Most of your "phantom formatting"
problems should be solved by using one of the above methods. You
may still have some unwanted special characters that come along
for the ride, even with those copy-paste-copy-paste methods.
Some of the more common ones are "curly" quotation
marks and apostrophes (also called "smart quotes"),
which must be changed to "straight" quotation marks
and apostrophes. To prevent this, you can search your Word document
and replace all the quotation marks and apostrophes with straight
ones. Microsoft also offers a helpful
article on turning off smart quotes so you don't end up with
them in your Word document in the first place. Other characters
that may not play nice with "copy and paste from Word" are
dashes — and symbols like © copyright marks,
trademarks™ and registered trademarks ® — and
there are dozens of other potential offenders.

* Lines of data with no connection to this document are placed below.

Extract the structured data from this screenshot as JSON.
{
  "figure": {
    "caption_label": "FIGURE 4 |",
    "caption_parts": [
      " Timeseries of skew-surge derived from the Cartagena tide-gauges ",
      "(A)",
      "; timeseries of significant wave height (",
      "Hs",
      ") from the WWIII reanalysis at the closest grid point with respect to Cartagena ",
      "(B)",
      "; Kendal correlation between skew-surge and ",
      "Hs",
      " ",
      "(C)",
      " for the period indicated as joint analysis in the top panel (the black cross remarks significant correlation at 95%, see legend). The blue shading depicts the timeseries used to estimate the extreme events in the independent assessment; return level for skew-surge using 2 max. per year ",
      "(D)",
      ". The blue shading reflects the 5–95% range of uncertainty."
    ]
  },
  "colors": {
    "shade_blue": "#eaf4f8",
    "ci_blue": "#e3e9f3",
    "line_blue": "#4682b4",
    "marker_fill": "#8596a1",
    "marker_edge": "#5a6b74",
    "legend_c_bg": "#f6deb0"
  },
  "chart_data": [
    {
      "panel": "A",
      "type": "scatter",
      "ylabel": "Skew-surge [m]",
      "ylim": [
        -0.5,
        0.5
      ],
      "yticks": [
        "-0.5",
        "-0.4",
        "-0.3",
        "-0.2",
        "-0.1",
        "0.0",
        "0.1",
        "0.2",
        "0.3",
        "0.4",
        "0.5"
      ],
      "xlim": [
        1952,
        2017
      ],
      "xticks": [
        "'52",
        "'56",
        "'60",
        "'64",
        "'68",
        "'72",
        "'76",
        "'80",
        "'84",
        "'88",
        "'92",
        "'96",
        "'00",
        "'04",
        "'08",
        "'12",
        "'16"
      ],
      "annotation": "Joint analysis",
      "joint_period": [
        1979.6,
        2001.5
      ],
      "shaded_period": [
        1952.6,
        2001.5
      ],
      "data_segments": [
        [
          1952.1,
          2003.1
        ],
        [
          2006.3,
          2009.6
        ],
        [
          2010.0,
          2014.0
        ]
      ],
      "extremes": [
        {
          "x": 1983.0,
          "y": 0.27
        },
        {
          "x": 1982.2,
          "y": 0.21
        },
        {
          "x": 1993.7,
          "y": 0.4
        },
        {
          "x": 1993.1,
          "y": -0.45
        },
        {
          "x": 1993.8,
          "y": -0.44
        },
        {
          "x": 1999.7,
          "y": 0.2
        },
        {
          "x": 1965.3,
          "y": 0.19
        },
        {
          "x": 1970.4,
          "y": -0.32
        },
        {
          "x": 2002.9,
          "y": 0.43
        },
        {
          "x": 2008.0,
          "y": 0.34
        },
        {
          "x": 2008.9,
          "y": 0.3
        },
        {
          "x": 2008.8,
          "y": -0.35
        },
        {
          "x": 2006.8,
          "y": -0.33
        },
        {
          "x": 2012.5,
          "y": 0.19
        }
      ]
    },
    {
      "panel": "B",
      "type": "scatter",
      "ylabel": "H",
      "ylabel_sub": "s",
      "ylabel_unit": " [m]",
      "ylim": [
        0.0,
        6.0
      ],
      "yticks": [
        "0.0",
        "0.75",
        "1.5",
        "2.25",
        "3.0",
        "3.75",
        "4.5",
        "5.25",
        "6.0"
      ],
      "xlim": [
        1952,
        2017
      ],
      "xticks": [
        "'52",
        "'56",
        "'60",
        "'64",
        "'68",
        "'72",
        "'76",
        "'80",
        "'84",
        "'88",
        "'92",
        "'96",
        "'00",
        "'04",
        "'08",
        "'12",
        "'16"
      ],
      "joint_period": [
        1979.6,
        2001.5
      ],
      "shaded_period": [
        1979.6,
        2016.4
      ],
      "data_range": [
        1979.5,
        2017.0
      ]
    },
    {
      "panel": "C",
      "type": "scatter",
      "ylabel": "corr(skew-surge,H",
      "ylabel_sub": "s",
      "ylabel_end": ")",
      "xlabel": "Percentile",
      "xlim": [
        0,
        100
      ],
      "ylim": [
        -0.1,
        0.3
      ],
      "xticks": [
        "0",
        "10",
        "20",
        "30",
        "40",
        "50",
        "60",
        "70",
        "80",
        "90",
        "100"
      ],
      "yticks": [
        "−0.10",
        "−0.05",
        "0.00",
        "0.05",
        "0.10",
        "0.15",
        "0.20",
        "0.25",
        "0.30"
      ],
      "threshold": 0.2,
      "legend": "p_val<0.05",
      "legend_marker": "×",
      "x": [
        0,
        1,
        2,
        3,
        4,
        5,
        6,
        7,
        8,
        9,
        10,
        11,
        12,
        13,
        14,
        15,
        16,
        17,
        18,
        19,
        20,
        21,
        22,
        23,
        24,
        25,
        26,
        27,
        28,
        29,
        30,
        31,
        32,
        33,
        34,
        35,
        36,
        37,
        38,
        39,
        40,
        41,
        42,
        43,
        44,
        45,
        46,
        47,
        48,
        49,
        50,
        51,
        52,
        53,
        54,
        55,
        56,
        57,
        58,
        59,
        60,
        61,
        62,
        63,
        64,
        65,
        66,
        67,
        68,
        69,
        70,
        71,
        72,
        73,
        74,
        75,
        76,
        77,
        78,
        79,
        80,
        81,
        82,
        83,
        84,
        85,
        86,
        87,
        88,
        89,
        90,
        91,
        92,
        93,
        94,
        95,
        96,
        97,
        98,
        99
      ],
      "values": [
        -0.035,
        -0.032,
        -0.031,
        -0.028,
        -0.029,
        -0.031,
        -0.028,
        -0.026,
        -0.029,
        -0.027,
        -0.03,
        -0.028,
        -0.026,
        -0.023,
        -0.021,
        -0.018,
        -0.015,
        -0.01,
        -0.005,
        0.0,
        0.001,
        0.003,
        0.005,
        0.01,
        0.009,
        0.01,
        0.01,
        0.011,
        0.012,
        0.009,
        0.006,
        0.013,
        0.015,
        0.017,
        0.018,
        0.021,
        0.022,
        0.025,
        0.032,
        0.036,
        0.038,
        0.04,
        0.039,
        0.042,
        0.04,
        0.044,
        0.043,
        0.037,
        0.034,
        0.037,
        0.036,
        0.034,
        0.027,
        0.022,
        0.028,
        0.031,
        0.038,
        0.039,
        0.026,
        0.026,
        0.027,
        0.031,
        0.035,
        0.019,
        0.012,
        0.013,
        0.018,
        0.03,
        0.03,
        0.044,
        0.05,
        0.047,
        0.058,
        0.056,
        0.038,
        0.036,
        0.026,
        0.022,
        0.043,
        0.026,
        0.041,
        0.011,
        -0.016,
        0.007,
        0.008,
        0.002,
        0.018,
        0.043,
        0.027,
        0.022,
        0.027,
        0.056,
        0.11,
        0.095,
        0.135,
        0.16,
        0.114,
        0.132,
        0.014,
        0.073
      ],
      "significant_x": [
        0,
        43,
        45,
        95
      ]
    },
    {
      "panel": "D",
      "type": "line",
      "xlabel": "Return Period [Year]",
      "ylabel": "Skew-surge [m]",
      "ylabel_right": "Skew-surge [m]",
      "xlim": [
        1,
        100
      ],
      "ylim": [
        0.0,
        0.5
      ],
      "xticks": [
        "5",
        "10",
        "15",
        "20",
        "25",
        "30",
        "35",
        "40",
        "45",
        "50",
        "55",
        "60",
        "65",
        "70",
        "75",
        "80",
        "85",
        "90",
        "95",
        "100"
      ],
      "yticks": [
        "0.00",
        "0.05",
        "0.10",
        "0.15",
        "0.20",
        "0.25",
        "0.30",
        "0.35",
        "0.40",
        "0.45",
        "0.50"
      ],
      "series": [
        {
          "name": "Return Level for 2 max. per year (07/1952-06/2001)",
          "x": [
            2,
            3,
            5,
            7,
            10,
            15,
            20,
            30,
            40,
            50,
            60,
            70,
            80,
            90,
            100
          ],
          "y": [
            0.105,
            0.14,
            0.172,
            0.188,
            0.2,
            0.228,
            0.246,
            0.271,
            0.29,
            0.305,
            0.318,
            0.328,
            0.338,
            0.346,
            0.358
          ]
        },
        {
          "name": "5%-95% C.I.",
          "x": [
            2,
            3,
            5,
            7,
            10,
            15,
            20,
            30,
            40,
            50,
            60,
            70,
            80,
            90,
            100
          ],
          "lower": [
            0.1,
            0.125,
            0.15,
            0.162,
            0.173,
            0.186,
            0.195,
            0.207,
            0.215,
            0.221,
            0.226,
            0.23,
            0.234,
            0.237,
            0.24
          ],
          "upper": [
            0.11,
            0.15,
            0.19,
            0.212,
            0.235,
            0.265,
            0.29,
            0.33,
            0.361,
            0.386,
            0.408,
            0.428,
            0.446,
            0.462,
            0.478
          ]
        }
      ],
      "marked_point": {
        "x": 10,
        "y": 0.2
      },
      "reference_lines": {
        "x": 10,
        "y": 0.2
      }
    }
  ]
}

Note that you may not notice
these problem characters until you view your web pages in
a variety browsers on different platforms (See The
10 Cs of Great Content, #9: Compatible). That's because the
special characters look good to you, since your system knows
how to display them. That may not be the case in other browsers
or operating systems.

If you see problem characters
show up on your web pages you must seek them out and eradicate
them. Your html or WYSIWYG tool bar should have a button for "special
characters" that gives you a character selector like the one
shown here. Delete the bad characters and use this tool to insert
web-friendly replacements.
If you have the ability to work
directly on the html source code, you can also fix special character
problems by using html code known as "ampersand characters" or
"character entities." This
html source website offers a helpful list of all the special
character codes. For example, to produce a © symbol, you place
this code in the html: ©
More clean-up
Another helpful tool that some
WYSIWYG toolbars offer is a "Remove Format" tool (in
the example below it's an eraser icon).

If you have such a tool, select
all the text after is it pasted into the CMS, and click the eraser
button. Voila! Unwanted formatting that may have been pasted in
from Word is erased. You can also use this button to erase formatting
that you did using the CMS' or html editor's WYSIWYG tools.